Section 18 - Warranty
Dyrgard offers a 2-year warranty on its own products (e.g., Terra Bottle Holder), starting from the date of the consumer's purchase. However, the warranty period is capped at 4 years from the date the reseller purchases the products from Dyrgard, whichever comes first. The warranty period is limited to avoid excessive wear or liability after prolonged resale periods.
Warranty Coverage
The warranty covers manufacturing defects and material failures under normal use conditions. Dyrgard reserves the right to decide whether to repair, replace, or refund the defective product.
Warranty Exclusions
The warranty does not cover:
- Gnawing damage or destruction caused by pets.
- Misuse by the reseller or improper storage that leads to degradation.
- Normal wear and tear.
- Reduction of magnet strength over time.
- Incidental or consequential damages, including but not limited to loss of profits, business interruption, or other financial losses.
For consumer-specific warranty information, including consumer exclusions and claims, please refer to our Consumer Terms and Conditions
Reseller Responsibility
For products sold through resellers:
- Warranty claims must be handled by the reseller. Dyrgard will not process warranty claims directly from the end consumer from purchased products from the reseller.

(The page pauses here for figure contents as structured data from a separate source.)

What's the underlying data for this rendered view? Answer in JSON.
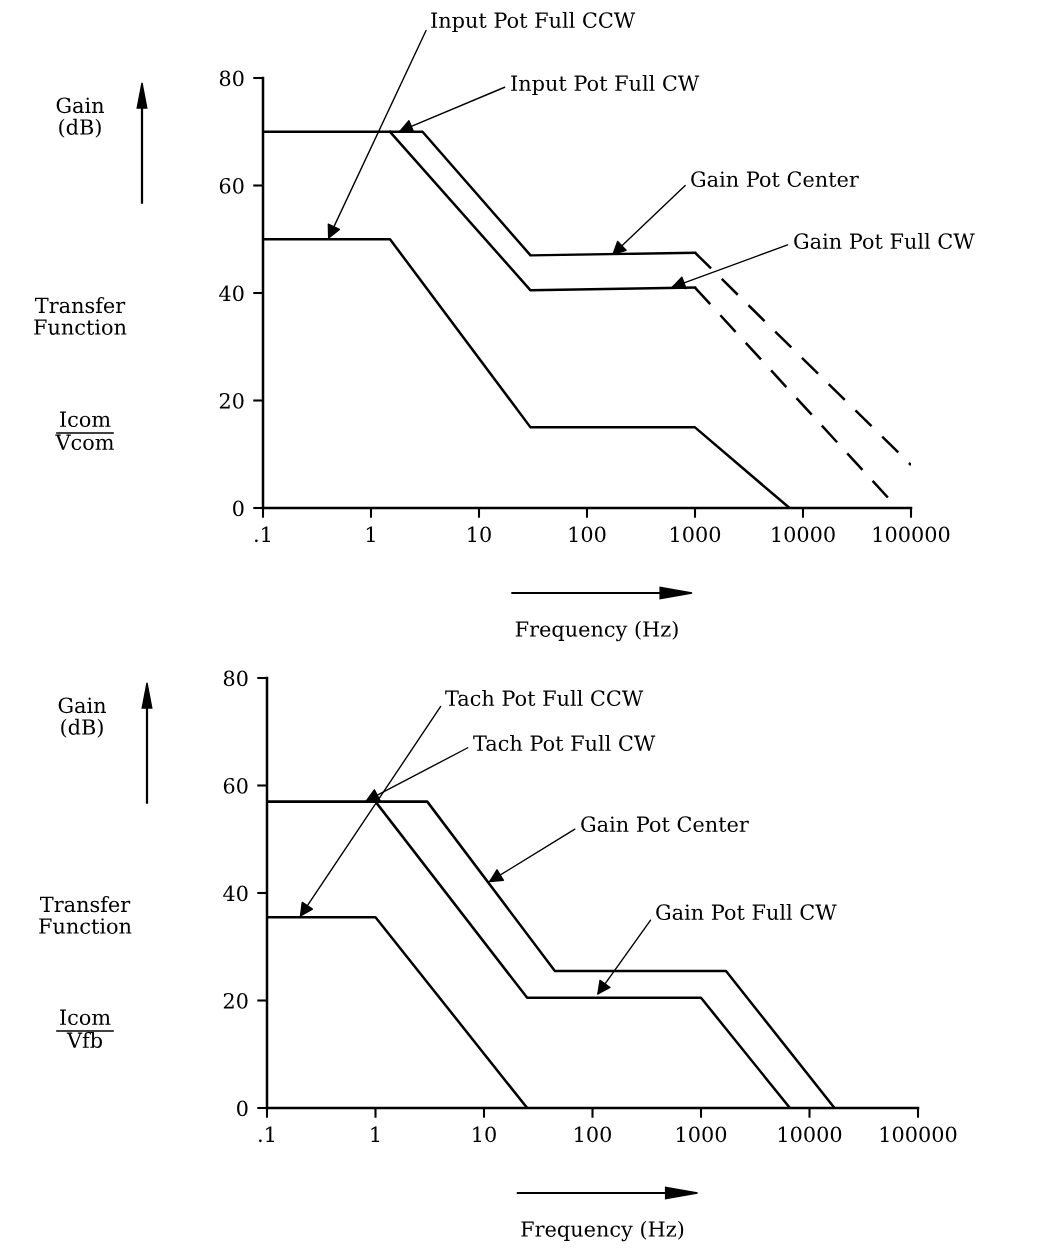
{
  "chart_data": [
    {
      "type": "line",
      "xlabel": "Frequency (Hz)",
      "ylabel": "Gain\n(dB)",
      "log": "x",
      "grid": false,
      "legend": false,
      "marker": "none",
      "line_style": "solid",
      "xlim": [
        0.1,
        100000
      ],
      "ylim": [
        0,
        80
      ],
      "xticks": [
        {
          "value": 0.1,
          "label": ".1"
        },
        1,
        10,
        100,
        1000,
        10000,
        100000
      ],
      "yticks": [
        0,
        20,
        40,
        60,
        80
      ],
      "series": [
        {
          "color": "#000000",
          "x": [
            0.1,
            3,
            30,
            1000
          ],
          "values": [
            70,
            70,
            47,
            47.5
          ]
        },
        {
          "color": "#000000",
          "x": [
            1000,
            100000
          ],
          "values": [
            47.5,
            8
          ],
          "line_style": "dashed"
        },
        {
          "color": "#000000",
          "x": [
            1.5,
            30,
            1000
          ],
          "values": [
            70,
            40.5,
            41
          ]
        },
        {
          "color": "#000000",
          "x": [
            1000,
            75000
          ],
          "values": [
            41,
            0
          ],
          "line_style": "dashed"
        },
        {
          "color": "#000000",
          "x": [
            0.1,
            1.5,
            30,
            1000,
            7500
          ],
          "values": [
            50,
            50,
            15,
            15,
            0
          ]
        }
      ],
      "annotations": [
        {
          "text": "Input Pot Full CCW",
          "x": 0.4,
          "y": 50
        },
        {
          "text": "Input Pot Full CW",
          "x": 1.8,
          "y": 70
        },
        {
          "text": "Gain Pot Center",
          "x": 170,
          "y": 47
        },
        {
          "text": "Gain Pot Full CW",
          "x": 600,
          "y": 41
        },
        "Transfer\nFunction",
        "Icom\nVcom"
      ]
    },
    {
      "type": "line",
      "xlabel": "Frequency (Hz)",
      "ylabel": "Gain\n(dB)",
      "log": "x",
      "grid": false,
      "legend": false,
      "marker": "none",
      "line_style": "solid",
      "xlim": [
        0.1,
        100000
      ],
      "ylim": [
        0,
        80
      ],
      "xticks": [
        {
          "value": 0.1,
          "label": ".1"
        },
        1,
        10,
        100,
        1000,
        10000,
        100000
      ],
      "yticks": [
        0,
        20,
        40,
        60,
        80
      ],
      "series": [
        {
          "color": "#000000",
          "x": [
            0.1,
            3,
            45,
            1700,
            17000
          ],
          "values": [
            57,
            57,
            25.5,
            25.5,
            0
          ]
        },
        {
          "color": "#000000",
          "x": [
            1,
            25,
            1000,
            6600
          ],
          "values": [
            57,
            20.5,
            20.5,
            0
          ]
        },
        {
          "color": "#000000",
          "x": [
            0.1,
            1,
            25
          ],
          "values": [
            35.5,
            35.5,
            0
          ]
        }
      ],
      "annotations": [
        {
          "text": "Tach Pot Full CCW",
          "x": 0.2,
          "y": 35.5
        },
        {
          "text": "Tach Pot Full CW",
          "x": 0.8,
          "y": 57
        },
        {
          "text": "Gain Pot Center",
          "x": 11,
          "y": 42
        },
        {
          "text": "Gain Pot Full CW",
          "x": 110,
          "y": 21
        },
        "Transfer\nFunction",
        "Icom\nVfb"
      ]
    }
  ]
}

- The reseller is responsible for collecting all necessary information from the consumer and submitting the warranty claim to Dyrgard on behalf of the consumer.
Warranty Claim Form
To submit a warranty claim, the reseller must provide the following information:
- Company Name (Reseller)
- Proof of Purchase from Dyrgard (invoice or receipt)

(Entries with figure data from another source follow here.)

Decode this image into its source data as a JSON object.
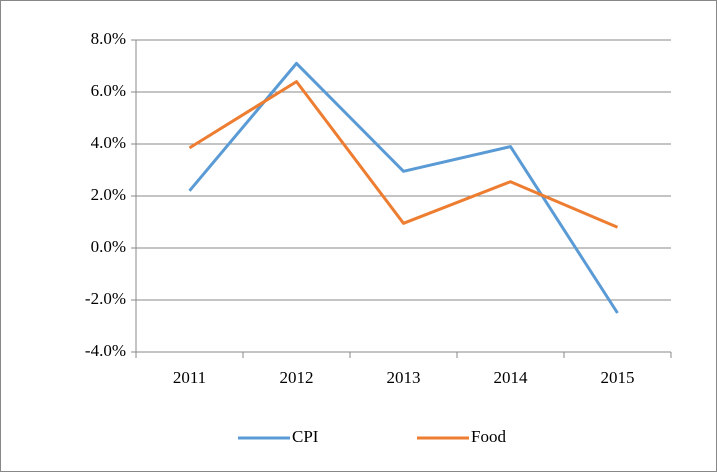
{
  "chart_data": {
    "type": "line",
    "categories": [
      "2011",
      "2012",
      "2013",
      "2014",
      "2015"
    ],
    "series": [
      {
        "name": "CPI",
        "color": "#5b9bd5",
        "values": [
          2.2,
          7.1,
          2.95,
          3.9,
          -2.5
        ]
      },
      {
        "name": "Food",
        "color": "#ed7d31",
        "values": [
          3.85,
          6.4,
          0.95,
          2.55,
          0.8
        ]
      }
    ],
    "ylim": [
      -4,
      8
    ],
    "yticks": [
      {
        "value": -4,
        "label": "-4.0%"
      },
      {
        "value": -2,
        "label": "-2.0%"
      },
      {
        "value": 0,
        "label": "0.0%"
      },
      {
        "value": 2,
        "label": "2.0%"
      },
      {
        "value": 4,
        "label": "4.0%"
      },
      {
        "value": 6,
        "label": "6.0%"
      },
      {
        "value": 8,
        "label": "8.0%"
      }
    ],
    "grid": true,
    "legend": "bottom"
  }
}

- Consumer's Proof of Purchase (receipt or invoice provided to the consumer)
- Date of Sale to the consumer
- Description of the Defect
- Images clearly showing the defect
Claim Process
- Submission: Warranty claims must be submitted via email to Dyrgard, including all required information and documentation.
- Response Time: Dyrgard will acknowledge receipt of the claim within 5 business days and will provide a resolution or further instructions within 14 business days.
- Resolution: Upon validation of the claim, Dyrgard will determine at its discretion whether to repair the product, provide a replacement, or issue a refund to the reseller.
Additional Notes
- Any repairs or modifications made by unauthorized third parties void the warranty.
- This warranty does not affect any statutory rights the reseller or consumer may have under applicable laws.